To assess the transcriptional basis underlying the secretory phenotype and capture early molecular responses associated with DNA2 deficiency, we performed transcriptomic profiling to explore the alternative pathways. RNA-seq of islets harvested after 5 days of HFD exposure—a stage that precedes detectable β cell loss—identified 251 DEGs (|fold change| ≥ 1.5, p ≤ 0.05) in DNA2^INS2−/− islets compared to those in DNA2^fl/fl controls. Of these, 99 met a more stringent threshold (|fold change| ≥ 2, p ≤ 0.05) (Figures 5A,D). Subsequent KEGG enrichment analysis of these 99 DEGs revealed that DNA2 deletion was associated with stimulus-secretion-coupling pathways, including insulin secretion, hormonal signaling, and focal adhesion (Figures 5B,C), indicating a crucial role in exocytosis. Notably, five DEGs—lectin, galactoside-binding, soluble 3 (Lgals3), estrogen receptor 1 (Esr1), NADH: ubiquinone oxidoreductase subunit A4-like 2 (Ndufa4l2), vimentin, and matrix metallopeptidase 12 (Mmp12)—were implicated in mitochondrial regulation (Li et al., 2022; Huynh et al., 2024; Kubala et al., 2023; Coppin et al., 2020) (Figure 5E), facilitating further assessment of mitochondrial function in DNA2-deficient β cells.

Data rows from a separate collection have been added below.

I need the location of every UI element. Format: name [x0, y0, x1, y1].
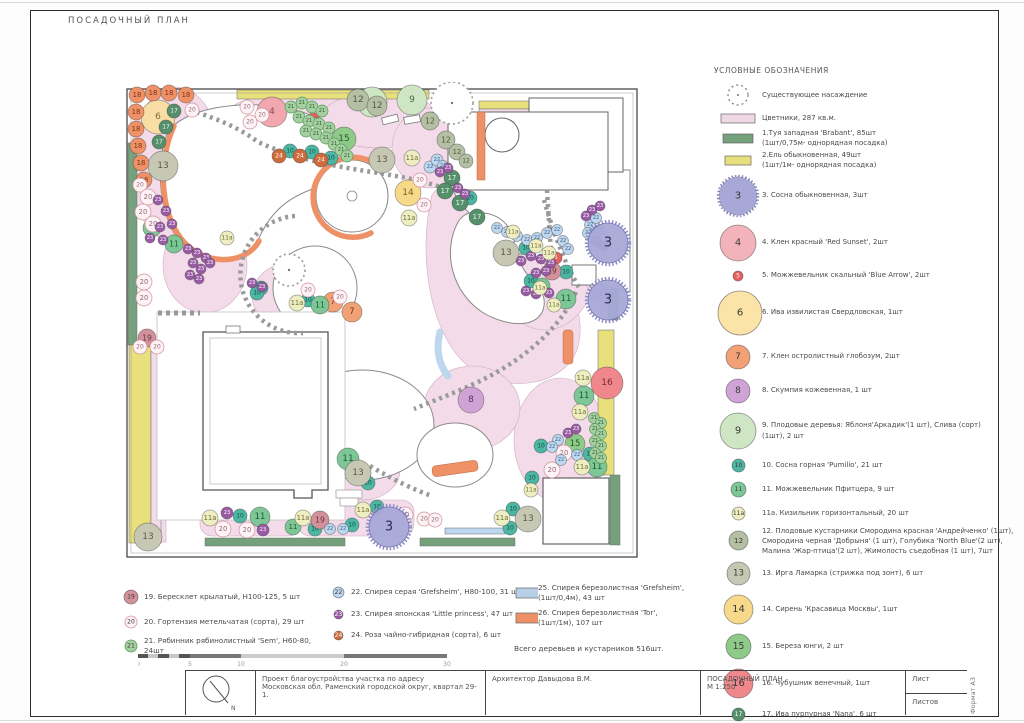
plant-marker-label: 10: [562, 269, 570, 276]
plant-marker-label: 10: [528, 475, 536, 482]
legend-item: 1313. Ирга Ламарка (стрижка под зонт), 6…: [714, 558, 1014, 589]
plant-marker-label: 11: [315, 301, 325, 310]
plant-marker-label: 23: [259, 284, 265, 290]
shed: [543, 478, 609, 544]
legend-item: 66. Ива извилистая Свердловская, 1шт: [714, 287, 1014, 339]
plant-marker-label: 23: [260, 527, 266, 533]
legend-item-icon: 22: [325, 583, 351, 602]
plant-marker-label: 13: [157, 161, 168, 171]
legend-item: 2424. Роза чайно-гибридная (сорта), 6 шт: [325, 627, 525, 644]
plant-marker-label: 22: [340, 526, 346, 532]
plant-marker-label: 20: [188, 107, 196, 114]
legend-item: 1414. Сирень 'Красавица Москвы', 1шт: [714, 591, 1014, 628]
legend-title: УСЛОВНЫЕ ОБОЗНАЧЕНИЯ: [714, 66, 1014, 75]
totals-line: Всего деревьев и кустарников 516шт.: [514, 644, 664, 653]
svg-text:5: 5: [736, 272, 740, 279]
plant-circle-icon: 23: [330, 606, 347, 623]
scalebar-label: 0: [138, 661, 140, 668]
plant-marker-label: 18: [132, 108, 141, 116]
plant-circle-icon: 11а: [728, 503, 749, 524]
plant-marker-label: 21: [323, 135, 329, 141]
legend-item-text: 20. Гортензия метельчатая (сорта), 29 шт: [144, 617, 304, 627]
titleblock-sheet-cell: Лист: [905, 670, 967, 693]
legend-item-text: 23. Спирея японская 'Little princess', 4…: [351, 609, 513, 619]
plant-marker-label: 23: [528, 253, 534, 259]
plant-circle-icon: 5: [729, 267, 747, 285]
plant-marker-label: 18: [134, 142, 143, 150]
legend-item: 26. Спирея березолистная 'Tor',(1шт/1м),…: [512, 608, 707, 629]
plant-marker-label: 23: [160, 237, 166, 243]
legend-item-text: 7. Клен остролистный глобозум, 2шт: [762, 351, 900, 361]
page-title: ПОСАДОЧНЫЙ ПЛАН: [68, 16, 190, 26]
legend-item-icon: [714, 81, 762, 109]
plant-marker-label: 23: [187, 272, 193, 278]
plant-marker-label: 12: [352, 95, 363, 105]
scalebar-label: 20: [340, 661, 348, 668]
legend-item: 25. Спирея березолистная 'Grefsheim',(1ш…: [512, 583, 707, 604]
plant-marker-label: 21: [344, 153, 350, 159]
legend-item: Существующее насаждение: [714, 81, 1014, 109]
pine-marker-label: 3: [385, 520, 393, 535]
plant-circle-icon: 3: [715, 173, 761, 219]
plant-marker-label: 23: [565, 430, 571, 436]
plant-marker-label: 11а: [530, 243, 542, 250]
plant-marker-label: 10: [509, 506, 517, 513]
plant-marker-label: 13: [500, 248, 511, 258]
plant-marker-label: 17: [162, 124, 170, 131]
plant-marker-label: 11а: [291, 299, 304, 307]
svg-text:9: 9: [735, 425, 741, 436]
plant-marker-label: 20: [243, 104, 251, 111]
plant-marker-label: 13: [142, 532, 153, 542]
legend-item-icon: 10: [714, 455, 762, 476]
strip-icon: [721, 153, 755, 168]
plant-marker-label: 11а: [357, 506, 370, 514]
plant-marker-label: 23: [548, 260, 554, 266]
plant-circle-icon: 10: [728, 455, 749, 476]
legend-item-text: 6. Ива извилистая Свердловская, 1шт: [762, 307, 903, 317]
plant-marker-label: 20: [136, 344, 144, 351]
svg-text:14: 14: [732, 604, 745, 615]
legend-item: 77. Клен остролистный глобозум, 2шт: [714, 341, 1014, 373]
strip-icon: [717, 111, 759, 126]
strip-icon: [719, 131, 757, 146]
plant-marker-label: 23: [249, 280, 255, 286]
page: { "sheet": { "title": "ПОСАДОЧНЫЙ ПЛАН" …: [0, 0, 1024, 723]
plant-marker-label: 22: [593, 215, 599, 221]
plant-marker-label: 13: [352, 468, 363, 478]
plant-marker-label: 23: [455, 185, 461, 191]
plant-marker-label: 23: [185, 246, 191, 252]
architect-name: Архитектор Давыдова В.М.: [486, 671, 700, 687]
plant-marker-label: 21: [598, 455, 604, 461]
legend-item-icon: [714, 111, 762, 126]
plant-marker-label: 22: [544, 230, 550, 236]
plant-marker-label: 4: [269, 107, 275, 117]
plant-marker-label: 12: [372, 101, 383, 111]
legend-item: 1919. Бересклет крылатый, H100-125, 5 шт: [118, 586, 330, 608]
plant-marker-label: 22: [574, 452, 580, 458]
plant-marker-label: 21: [598, 443, 604, 449]
svg-text:8: 8: [735, 386, 741, 396]
plant-marker-label: 12: [425, 117, 435, 126]
plant-marker-label: 11а: [221, 235, 233, 242]
plant-marker-label: 23: [207, 260, 213, 266]
terrace-tree: [485, 118, 519, 152]
plant-marker-label: 20: [243, 526, 252, 534]
titleblock-north-cell: N: [185, 670, 255, 715]
plant-marker-label: 23: [163, 208, 169, 214]
plant-circle-icon: 22: [329, 583, 348, 602]
plant-marker-label: 23: [583, 213, 589, 219]
plant-marker-label: 11а: [543, 250, 555, 257]
svg-text:3: 3: [735, 190, 741, 201]
scalebar-label: 5: [188, 661, 192, 668]
legend-item-text: 19. Бересклет крылатый, H100-125, 5 шт: [144, 592, 300, 602]
legend-item-icon: [714, 131, 762, 146]
plant-marker-label: 24: [296, 153, 304, 160]
legend-item-text: 11а. Кизильник горизонтальный, 20 шт: [762, 508, 909, 518]
scalebar-label: 10: [237, 661, 245, 668]
plant-marker-label: 22: [549, 444, 555, 450]
pine-marker-label: 3: [604, 236, 612, 251]
plant-marker-label: 11а: [507, 229, 519, 236]
legend-item-icon: 7: [714, 341, 762, 373]
plant-marker-label: 14: [402, 188, 414, 198]
legend-list: Существующее насаждениеЦветники, 287 кв.…: [714, 81, 1014, 723]
plant-marker-label: 20: [304, 287, 312, 294]
plant-marker-label: 17: [441, 187, 450, 195]
svg-text:21: 21: [127, 643, 135, 650]
svg-text:11а: 11а: [732, 510, 744, 517]
plant-marker-label: 23: [147, 235, 153, 241]
plant-marker-label: 10: [304, 297, 312, 304]
plant-marker-label: 22: [494, 225, 500, 231]
plant-circle-icon: 13: [723, 558, 754, 589]
plant-marker-label: 23: [589, 207, 595, 213]
svg-text:6: 6: [737, 307, 743, 318]
legend-item-icon: 8: [714, 375, 762, 407]
plant-marker-label: 22: [558, 457, 564, 463]
plant-marker-label: 23: [196, 276, 202, 282]
plant-marker-label: 15: [570, 439, 581, 449]
svg-text:12: 12: [733, 536, 742, 545]
plant-marker-label: 22: [524, 237, 530, 243]
plant-marker-label: 20: [416, 177, 424, 184]
plant-circle-icon: 19: [120, 586, 142, 608]
plant-marker-label: 11а: [297, 514, 310, 522]
svg-text:23: 23: [334, 611, 342, 618]
plant-marker-label: 21: [309, 104, 315, 110]
legend-item: 33. Сосна обыкновенная, 3шт: [714, 173, 1014, 219]
plant-marker-label: 6: [155, 112, 161, 122]
plant-marker-label: 10: [506, 525, 514, 532]
plant-circle-icon: 14: [720, 591, 757, 628]
legend-item-icon: 19: [118, 586, 144, 608]
project-address-line1: Проект благоустройства участка по адресу: [262, 675, 424, 683]
titleblock-architect-cell: Архитектор Давыдова В.М.: [485, 670, 700, 715]
plant-marker-label: 20: [420, 516, 428, 523]
legend-panel: УСЛОВНЫЕ ОБОЗНАЧЕНИЯ Существующее насажд…: [714, 66, 1014, 723]
plant-marker-label: 23: [462, 191, 468, 197]
plant-marker-label: 19: [315, 516, 325, 525]
plant-circle-icon: 8: [722, 375, 754, 407]
strip-icon: [512, 585, 538, 601]
plant-marker-label: 11а: [525, 487, 537, 494]
legend-item: 44. Клен красный 'Red Sunset', 2шт: [714, 221, 1014, 265]
plant-marker-label: 11а: [577, 374, 590, 382]
plant-marker-label: 21: [296, 114, 302, 120]
format-label: Формат А3: [969, 674, 977, 714]
plant-marker-label: 12: [453, 148, 462, 156]
legend-item: 1515. Береза юнги, 2 шт: [714, 630, 1014, 663]
plant-marker-label: 23: [597, 203, 603, 209]
plant-marker-label: 21: [326, 125, 332, 131]
plant-marker-label: 10: [308, 149, 316, 156]
legend-item-text: 8. Скумпия кожевенная, 1 шт: [762, 385, 872, 395]
legend-item-icon: 23: [325, 606, 351, 623]
legend-item-icon: 14: [714, 591, 762, 628]
plant-marker-label: 10: [527, 278, 535, 285]
plant-marker-label: 21: [316, 121, 322, 127]
plant-marker-label: 23: [543, 268, 549, 274]
legend-item-text: 24. Роза чайно-гибридная (сорта), 6 шт: [351, 630, 501, 640]
plant-marker-label: 17: [155, 139, 163, 146]
plant-marker-label: 11: [289, 523, 298, 531]
svg-text:7: 7: [735, 352, 741, 362]
plant-marker-label: 11а: [548, 302, 560, 309]
plant-marker-label: 16: [601, 378, 613, 388]
titleblock-sheets-cell: Листов: [905, 693, 967, 715]
svg-text:4: 4: [735, 237, 741, 248]
plant-marker-label: 20: [548, 466, 557, 474]
legend-item-icon: 12: [714, 527, 762, 554]
plant-marker-label: 23: [573, 426, 579, 432]
plant-circle-icon: 12: [725, 527, 752, 554]
plant-marker-label: 22: [554, 227, 560, 233]
plant-marker-label: 22: [427, 164, 433, 170]
plant-marker-label: 22: [555, 437, 561, 443]
plant-marker-label: 22: [565, 246, 571, 252]
legend-item-icon: 11а: [714, 503, 762, 524]
plant-marker-label: 10: [348, 522, 356, 529]
legend-item: 1010. Сосна горная 'Pumilio', 21 шт: [714, 455, 1014, 476]
plant-marker-label: 20: [153, 344, 161, 351]
svg-text:22: 22: [334, 589, 342, 596]
legend-item: 11а11а. Кизильник горизонтальный, 20 шт: [714, 503, 1014, 524]
legend-item-text: 5. Можжевельник скальный 'Blue Arrow', 2…: [762, 270, 930, 280]
plant-marker-label: 11а: [574, 408, 587, 416]
plant-marker-label: 11а: [406, 154, 419, 162]
plant-marker-label: 11: [579, 391, 590, 401]
plant-marker-label: 23: [523, 288, 529, 294]
legend-item-text: 10. Сосна горная 'Pumilio', 21 шт: [762, 460, 883, 470]
plant-marker-label: 21: [319, 108, 325, 114]
legend-item: Цветники, 287 кв.м.: [714, 111, 1014, 126]
legend-item-text: 9. Плодовые деревья: Яблоня'Аркадик'(1 ш…: [762, 420, 981, 440]
plant-marker-label: 17: [170, 108, 178, 115]
legend-item-icon: 13: [714, 558, 762, 589]
existing-tree-icon: [724, 81, 752, 109]
plant-marker-label: 22: [327, 526, 333, 532]
plant-marker-label: 17: [473, 213, 482, 221]
legend-item-icon: 5: [714, 267, 762, 285]
plant-marker-label: 23: [518, 258, 524, 264]
plant-circle-icon: 15: [722, 630, 755, 663]
plant-marker-label: 20: [246, 119, 254, 126]
legend-item-text: 25. Спирея березолистная 'Grefsheim',(1ш…: [538, 583, 684, 604]
plant-marker-label: 23: [533, 270, 539, 276]
plant-marker-label: 8: [468, 395, 474, 405]
plan-drawing: 4556778991010101010101010101010101010101…: [120, 82, 644, 564]
plant-marker-label: 13: [522, 514, 533, 524]
titleblock-drawing-cell: ПОСАДОЧНЫЙ ПЛАН М 1:250: [700, 670, 905, 715]
plant-marker-label: 23: [445, 165, 451, 171]
plant-marker-label: 13: [376, 155, 387, 165]
plant-circle-icon: 6: [714, 287, 762, 339]
plant-marker-label: 12: [441, 136, 451, 145]
legend-item-text: 22. Спирея серая 'Grefsheim', H80-100, 3…: [351, 587, 522, 597]
plant-marker-label: 10: [236, 513, 244, 520]
plant-marker-label: 20: [140, 294, 149, 302]
plant-marker-label: 21: [313, 131, 319, 137]
plant-marker-label: 11: [169, 240, 179, 249]
legend-item-text: 14. Сирень 'Красавица Москвы', 1шт: [762, 604, 898, 614]
plant-marker-label: 23: [437, 169, 443, 175]
plant-marker-label: 10: [286, 148, 294, 155]
plant-marker-label: 9: [409, 95, 415, 105]
legend-item-icon: 6: [714, 287, 762, 339]
plant-marker-label: 18: [149, 89, 158, 97]
plant-circle-icon: 4: [716, 221, 760, 265]
plant-marker-label: 21: [598, 431, 604, 437]
plant-circle-icon: 11: [727, 478, 750, 501]
legend-item-icon: 15: [714, 630, 762, 663]
plant-marker-label: 11: [255, 512, 266, 522]
svg-text:N: N: [231, 705, 236, 712]
legend-item: 55. Можжевельник скальный 'Blue Arrow', …: [714, 267, 1014, 285]
plant-marker-label: 18: [137, 159, 146, 167]
svg-text:24: 24: [334, 632, 342, 639]
plant-marker-label: 20: [140, 278, 149, 286]
legend-item-text: 2.Ель обыкновенная, 49шт(1шт/1м- одноряд…: [762, 150, 876, 170]
legend-item-icon: 24: [325, 627, 351, 644]
plant-marker-label: 17: [448, 174, 457, 182]
plant-circle-icon: 9: [716, 409, 760, 453]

Because mitochondrial ATP production is crucial for stimulus-secretion coupling, we assessed mitochondrial performance in both islets and INS-1 cells to determine whether DNA2 affects β cell bioenergetics. Glucose-stimulated ATP production was significantly increased in DNA2-deficient islets and INS-1 cells (Figures 6A,B), whereas DNA2 overexpression reduced ATP production (Figure 6Q). Mitochondrial stress tests using Seahorse XF analysis revealed that DNA2-overexpressing INS-1 cells exhibited reduced basal and maximal respiration, along with reduced spare respiratory capacity (Figures 6C–G), indicating compromised oxidative phosphorylation. TEM of pancreatic β cells from DNA2^INS2−/− mice revealed significant mitochondrial hypertrophy, reflected by increased mitochondrial perimeter, aspect ratio, and cross-sectional area (Figures 6H–N), although the mitochondrial density remained unaltered (Figure 6O). Similarly, Mito-Tracker fluorescence intensity was increased in DNA2-deficient INS-1 cells and reduced upon DNA2 overexpression (Figures 6P,R), confirming that DNA2 loss enhanced mitochondrial mass and activity.

To elucidate the enzymatic basis of this regulation, we focused on two catalytic sites of DNA2: the nuclease site D278 and helicase site K655 (Levikova et al., 2013; Pinto et al., 2016; Shen et al., 2022). We generated single-point mutants (mDNA2^D278A and mDNA2^K655A) and a double mutant (mDNA2^D278A+K655A) and expressed them in INS-1 cells to assess the enzymatic activity of each. Both single mutants partially alleviated the inhibitory effects of wild-type DNA2 (mDNA2^WT) overexpression on glucose-stimulated ATP production and mitochondrial activity, whereas the double mutant exerted a more significant rescue effect across all parameters (Figures 6Q,R), highlighting the cooperative requirement for both catalytic domains.

In summary, our findings position DNA2 as a molecular gatekeeper of β cell mitochondrial production. Through its coordinated nuclease and helicase activities, DNA2 limits mitochondrial size and activity, thereby restraining ATP production and insulin secretion in response to glucose. In contrast, DNA2 deficiency results in mitochondrial hypertrophy, hyperactivation, and insulin hypersecretion. These data reveal a DNA2-mitochondria-insulin axis that integrates genome maintenance with metabolic plasticity in β cells under nutritional stress.